Álvaro Costa e Silva , Agência JB
RIO - Além da surpreendente Viradouro, que trouxe a bateria de mestre Ciça montada em cima de um carro alegórico em forma de tabuleiro de xadrez e uma "alegoria viva" representando uma partida de futebol, outra favorita a desfilar na madrugada de ontem foi a Vila Isabel, que defendeu o título de campeã do carnaval.

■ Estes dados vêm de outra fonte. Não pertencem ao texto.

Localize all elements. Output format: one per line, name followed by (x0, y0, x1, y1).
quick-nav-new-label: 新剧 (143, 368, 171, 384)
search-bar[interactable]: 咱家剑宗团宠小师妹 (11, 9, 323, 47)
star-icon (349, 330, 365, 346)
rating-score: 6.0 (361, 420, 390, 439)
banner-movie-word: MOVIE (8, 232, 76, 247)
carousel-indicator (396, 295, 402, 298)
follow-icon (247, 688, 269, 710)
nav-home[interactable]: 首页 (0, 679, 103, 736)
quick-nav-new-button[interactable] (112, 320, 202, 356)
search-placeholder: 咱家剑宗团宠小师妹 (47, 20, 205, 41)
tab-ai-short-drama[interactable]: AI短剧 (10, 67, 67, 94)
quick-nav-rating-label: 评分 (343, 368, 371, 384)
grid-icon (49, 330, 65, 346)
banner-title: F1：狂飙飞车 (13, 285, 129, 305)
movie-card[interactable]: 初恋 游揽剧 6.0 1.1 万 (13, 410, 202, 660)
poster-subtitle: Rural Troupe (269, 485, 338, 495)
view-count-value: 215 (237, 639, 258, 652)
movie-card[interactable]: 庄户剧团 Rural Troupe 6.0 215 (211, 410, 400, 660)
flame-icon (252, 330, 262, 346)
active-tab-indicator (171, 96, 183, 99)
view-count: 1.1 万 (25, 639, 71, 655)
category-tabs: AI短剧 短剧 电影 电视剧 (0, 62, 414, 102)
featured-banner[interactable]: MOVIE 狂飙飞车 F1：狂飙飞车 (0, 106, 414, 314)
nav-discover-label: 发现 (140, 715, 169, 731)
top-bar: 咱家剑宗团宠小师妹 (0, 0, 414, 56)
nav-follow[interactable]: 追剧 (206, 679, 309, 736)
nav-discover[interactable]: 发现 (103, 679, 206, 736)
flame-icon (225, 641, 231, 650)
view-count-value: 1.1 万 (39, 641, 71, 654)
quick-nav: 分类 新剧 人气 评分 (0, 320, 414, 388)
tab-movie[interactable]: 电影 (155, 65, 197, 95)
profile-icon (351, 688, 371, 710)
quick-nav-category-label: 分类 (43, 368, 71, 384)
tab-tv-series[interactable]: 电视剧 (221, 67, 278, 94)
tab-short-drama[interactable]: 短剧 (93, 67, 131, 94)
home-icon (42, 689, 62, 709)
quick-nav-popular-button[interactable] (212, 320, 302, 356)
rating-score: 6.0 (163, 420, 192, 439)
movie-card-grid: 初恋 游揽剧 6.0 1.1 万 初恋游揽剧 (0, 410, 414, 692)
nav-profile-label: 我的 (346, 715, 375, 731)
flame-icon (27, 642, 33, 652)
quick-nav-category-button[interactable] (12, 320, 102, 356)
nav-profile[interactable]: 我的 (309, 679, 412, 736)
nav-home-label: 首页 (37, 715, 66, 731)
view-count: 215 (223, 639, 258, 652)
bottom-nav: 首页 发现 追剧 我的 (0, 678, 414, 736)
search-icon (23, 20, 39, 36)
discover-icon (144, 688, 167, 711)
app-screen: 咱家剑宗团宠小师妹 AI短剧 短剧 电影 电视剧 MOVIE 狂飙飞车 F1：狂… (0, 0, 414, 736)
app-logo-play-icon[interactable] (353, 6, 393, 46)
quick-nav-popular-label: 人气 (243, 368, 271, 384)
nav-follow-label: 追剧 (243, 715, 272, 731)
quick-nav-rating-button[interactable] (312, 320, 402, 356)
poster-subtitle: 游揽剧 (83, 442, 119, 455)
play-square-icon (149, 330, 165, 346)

Animada pelo samba-enre do de forte refrão que pegou na Marquês de Sapucaí ("Samba não tem preconceito/ Brancos, negros, iguais/ Um beijo da Vila Isabel Princesa/ Metamorfose assim se faz"), a escola mostrou luxo nas fantasias - impressionante a quantidade de gorilas e homens da caverna, a começar pela comissão de frente e a despeito do enorme calor que marcou o primeiro dia das apresentações no Sambódromo.
Além da riqueza, a garra dos componentes foi fundamental para contar o enredo Metamorfose: do reino natural à corte popular do carnaval. Foi, sem favor, um desfile para brigar pelo bicampeonato. Ou, no mínimo, para garantir vaga entre as cinco primeiras colocadas no Sábado das Campeãs - ao lado da Mangueira, que também realizou um competente carnaval, não obstante o desagradável episódio envolvendo a cantora Beth Carvalho, que, impedida de sair no alto de um carro, chorou na Sapucaí.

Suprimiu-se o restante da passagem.